The scene depicted could be taken from stories 16, 17 and 18 of the novel The Dream in the Red Pavilion, when the Cao family – then at the height of its glory – receives the imperial Companion Jia. The splendor of the palanquin carrying the woman reinforces this hypothesis.

Written by Cao Xueqin (ca.1715-1763?) who claims to have been a mere reviser of the work, The Dream in the Red Pavilion is one of the four major works of Chinese literature, retracing the rise, the apogee and then the fall of the Cao family. Partly autobiographical, the story is also endowed with a double philosophical and aesthetic dimension. Cao Xueqin’s family had very close ties with the imperial house of the Manchu dynasty. The author emphasizes this fact in the narrative: « It is unique that they received the imperial procession four times … Money does not speak of it. …] Money is not mentioned. It was only dung and dust for them. …] They were only spending the money of the imperial house for the Emperor, that’s all. « The family will decline when the new Emperor Yongzhen, having succeeded his father Emperor Kangxi by murdering his brothers, will dismiss and seize all the property of the Cao who knew the conspiracy that brought him to power.
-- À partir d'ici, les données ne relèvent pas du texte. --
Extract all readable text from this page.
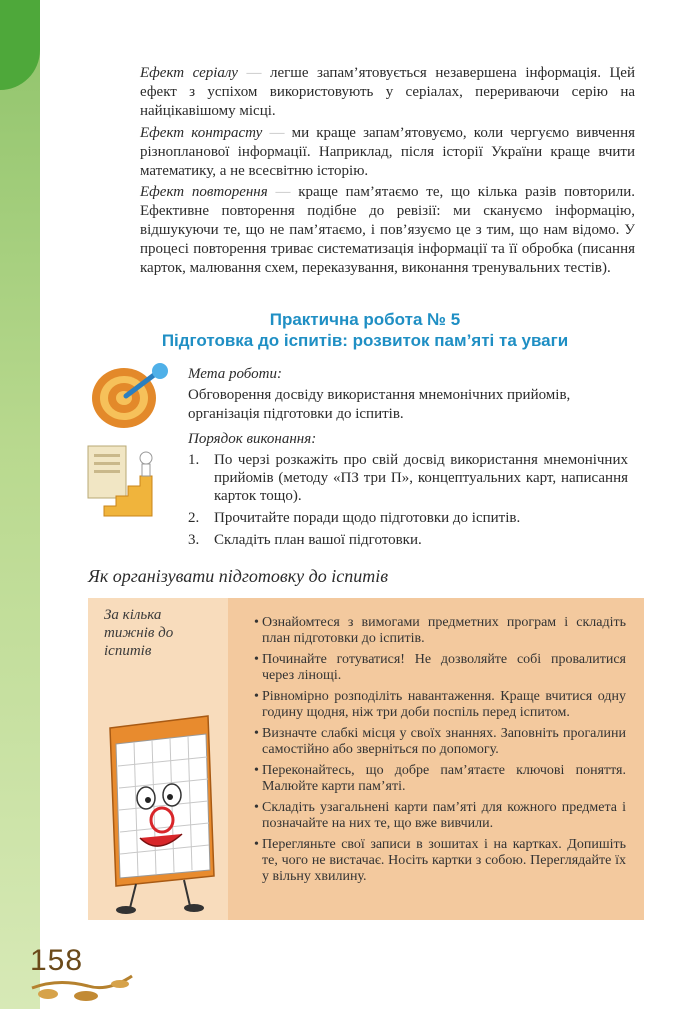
Ефект серіалу — легше запам’ятовується незавершена інформація. Цей ефект з успіхом використовують у серіалах, перериваючи серію на найцікавішому місці.

Ефект контрасту — ми краще запам’ятовуємо, коли чергуємо вивчення різнопланової інформації. Наприклад, після історії України краще вчити математику, а не всесвітню історію.

Ефект повторення — краще пам’ятаємо те, що кілька разів повторили. Ефективне повторення подібне до ревізії: ми скануємо інформацію, відшукуючи те, що не пам’ятаємо, і пов’язуємо це з тим, що нам відомо. У процесі повторення триває систематизація інформації та її обробка (писання карток, малювання схем, переказування, виконання тренувальних тестів).

Практична робота № 5
Підготовка до іспитів: розвиток пам’яті та уваги
Мета роботи:

Обговорення досвіду використання мнемонічних прийомів, організація підготовки до іспитів.

Порядок виконання:
1. По черзі розкажіть про свій досвід використання мнемонічних прийомів (методу «ПЗ три П», концептуальних карт, написання карток тощо).
2. Прочитайте поради щодо підготовки до іспитів.
3. Складіть план вашої підготовки.
Як організувати підготовку до іспитів
За кілька тижнів до іспитів
• Ознайомтеся з вимогами предметних програм і складіть план підготовки до іспитів.
• Починайте готуватися! Не дозволяйте собі провалитися через лінощі.
• Рівномірно розподіліть навантаження. Краще вчитися одну годину щодня, ніж три доби поспіль перед іспитом.
• Визначте слабкі місця у своїх знаннях. Заповніть прогалини самостійно або зверніться по допомогу.
• Переконайтесь, що добре пам’ятаєте ключові поняття. Малюйте карти пам’яті.
• Складіть узагальнені карти пам’яті для кожного предмета і позначайте на них те, що вже вивчили.
• Перегляньте свої записи в зошитах і на картках. Допишіть те, чого не вистачає. Носіть картки з собою. Переглядайте їх у вільну хвилину.
158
It is at this period that Cao Xueqin was born.

The byōbu (Japanese screens made of several articulated sections) gained popularity during the Edo period thanks to the growing interest of the population in arts and crafts. These screens decorated the homes of samurai and the wealthy classes: they announced the rank, wealth and power of the owner. The byōbu screens differ according to the number of leaves. The six-leaf screen is called the rokkyoku byōbu. The growing interest in byōbus has led to important changes in their manufacture: decorations made of gold leaf and colorful paintings representing nature and scenes of daily life.